The Law of Diminishing Returns and Real-World Application
February 8, 2022
"The law of diminishing marginal returns is a theory in economics that predicts that after some optimal level of capacity is reached, adding an additional factor of production will actually result in smaller increases in output."
Within the context of business supply and demand, profits gained from certain investments will occur in proportionally smaller increments as more money or labor is invested in it. In even simpler terms, the quality and value of essentially anything are bound to reduce if the frequency of this something reaches a certain level. Although this simple definition isn't fully representative of the law since it's vaguer than it is specific to the context of economics, the basis for this definition shares the same philosophical foundation that can make the law of diminishing returns applicable to the pragmatic context of rudimentary human life.
What's interesting about the world of economics and its composites is how fluidly applicable a lot of fundamental concepts can be applied to practical, real-world scenarios. The breakdown of money depends on very forthright, black and white systems of thought. Dealing with money at the highest level doesn't have a capacity for intuition, or anything less of concepts contingent upon practical, data-driven solutions. As the saying goes, "the numbers don't lie." This is why these concepts can be made pertinent to the honest individual.
The most primitive example of this concept is economic inflation. The more money the federal government prints, the value of the U.S dollar depreciates because it’s less scarce and more available in the United States. During an economic recession, the value of the dollar increases because there is less collective money in the United States. Arguably, scarcity breeds intrinsic value in our world on both practical and sentimental levels. This specific concept in economics is called scarcity value.
"Scarcity value is an economic factor describing the increase in an item's relative price by an artificially low supply."
The following is an excerpt from a Praxis Society Threshold Member I was speaking with about Adam Smith's "The Wealth of Nations."
"The two things that determine price are labor and scarcity (monopoly). The price for every product in every market is the result of these two factors. Each product will draw more heavily from one than the other due to similar market factors. If a single stone of infinite value dropped from the sky, a rock from another galaxy, it would require minuscule labor to pick it up. That would be valuable almost entirely because of scarcity. Where there is no scarcity, the price will be entirely labor-based."
Another general example is any form of work output. A worker produces 50 units in 95 hours but in the 96th hour, the output falls to 45 units. There's a fine breaking point in work output that leads to a diminishment of production and quality when this limit is pushed. The more hours we put into our own labor can only take us so far before the work we’re producing begins to rot. This is often referred to as burnout.
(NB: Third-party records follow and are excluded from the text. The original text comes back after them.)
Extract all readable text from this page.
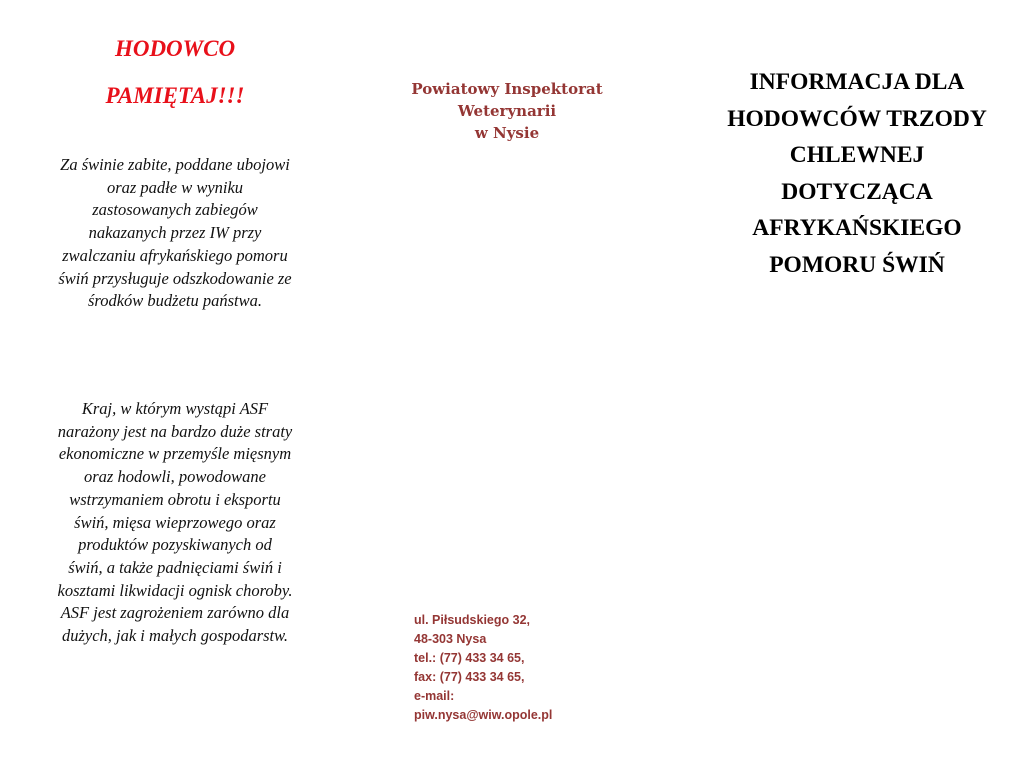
HODOWCO

PAMIĘTAJ!!!

Za świnie zabite, poddane ubojowi
oraz padłe w wyniku
zastosowanych zabiegów
nakazanych przez IW przy
zwalczaniu afrykańskiego pomoru
świń przysługuje odszkodowanie ze
środków budżetu państwa.
Kraj, w którym wystąpi ASF
narażony jest na bardzo duże straty
ekonomiczne w przemyśle mięsnym
oraz hodowli, powodowane
wstrzymaniem obrotu i eksportu
świń, mięsa wieprzowego oraz
produktów pozyskiwanych od
świń, a także padnięciami świń i
kosztami likwidacji ognisk choroby.
ASF jest zagrożeniem zarówno dla
dużych, jak i małych gospodarstw.
Powiatowy Inspektorat
Weterynarii
w Nysie
ul. Piłsudskiego 32,
48-303 Nysa
tel.: (77) 433 34 65,
fax: (77) 433 34 65,
e-mail:
piw.nysa@wiw.opole.pl
INFORMACJA DLA
HODOWCÓW TRZODY
CHLEWNEJ
DOTYCZĄCA
AFRYKAŃSKIEGO
POMORU ŚWIŃ
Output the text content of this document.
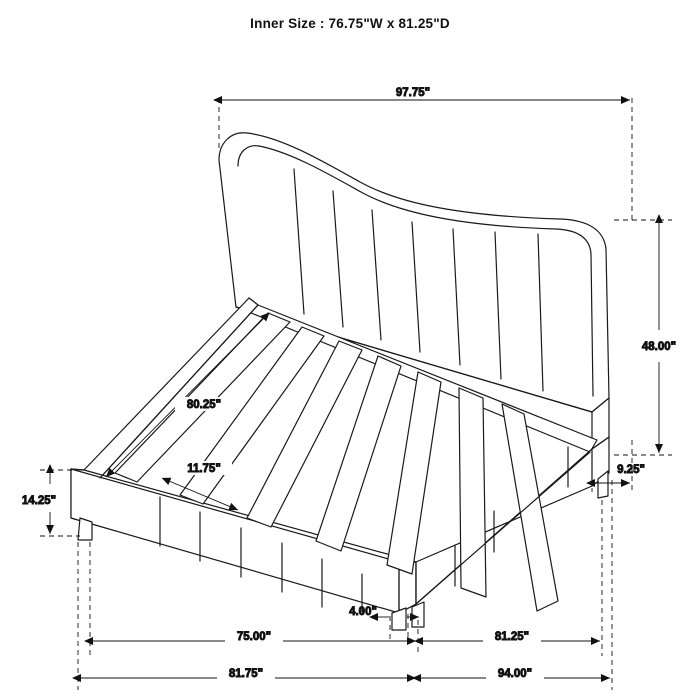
Inner Size : 76.75"W x 81.25"D
97.75"
48.00"
9.25"
80.25"
11.75"
14.25"
4.00"
75.00"	81.25"
81.75"	94.00"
Although economic inflation is a fundamental example, the law of diminishing returns stems from the supply and demand aspect of business. For example, an entrepreneur starts a restaurant and hires three inceptive cooks. The first month of the restaurant's opening brings in $10,000. Seeing the financial potential of his restaurant, the entrepreneur hires two more cooks. Because of the new cooks' labor contributions, the restaurant brings in $14,500 for the second month. He repeats this process for the third month and although the increase was less than the first, he brings in $16,000. Seeing this trend of more cooks bringing in more revenue, the entrepreneur hires yet another two cooks for the fourth month. However, he sees that his monthly profit fell from $16,000 to $15,000.
Although more cooks equated to more revenue for the first three months, the fourth month exemplified the law of diminishing marginal returns. The optimal level of capacity for cooks in the restaurant was reached during the third month and since the entrepreneur pursued past this level, profits fell during the fourth month. With 11 total cooks, they began interfering with one another and the quality of their work diminished because with so many cooks working at once, they each were less proactive and not as independently occupied to maximize their labor output. Additionally, more cooks also means more checks for the owner to write every month to his employees which began to work against the hopeful increase in profit these same workers would be bringing in for the business.
Although the restaurant example doesn't apply to most of our lives, it's prominent in depicting how the law of diminishing returns works. When we take this concept and shift our context to think of our own lives, there's a window of perspective in which it applies. We can find it true in our own lives that a higher frequency of something will more likely than not equate to the diminishment of quality.
The more there is of something, the less we hold a desire to it. The less there is of something, given that it will breed rarity, the more we hold a desire to it. I consider this an intrinsic and almost primal pattern of human behavior. Although not the same concept, "FOMO" or "Fear of missing out" falls under this umbrella of human behavior.
How would our outlook on life change be if our lifespan lasted five times its average? The tendency to waste time and burn years overly invested in fulfilling the present's gratification rather than the future's joy. Why? Because we would have so many years to live that the grand scope of life would not be affected.
In polygamy, it's impossible for a man to fully devote all of himself to each partner because there are too many partners to disperse himself among. It would also be more difficult for the man to reach the pinnacle of love and appreciation for each woman given that his volume of devotion has to be distributed among the many. What does the beauty of your woman's face mean to you if she's merely one of many?
One's most treasured facets of life lose their spark if their presence becomes frequent enough to the point of a stale appreciation. Similar to how people will say you need to experience the bad in order to have an appreciation for the good. Without the bad, good would be a mere standard taken for granted.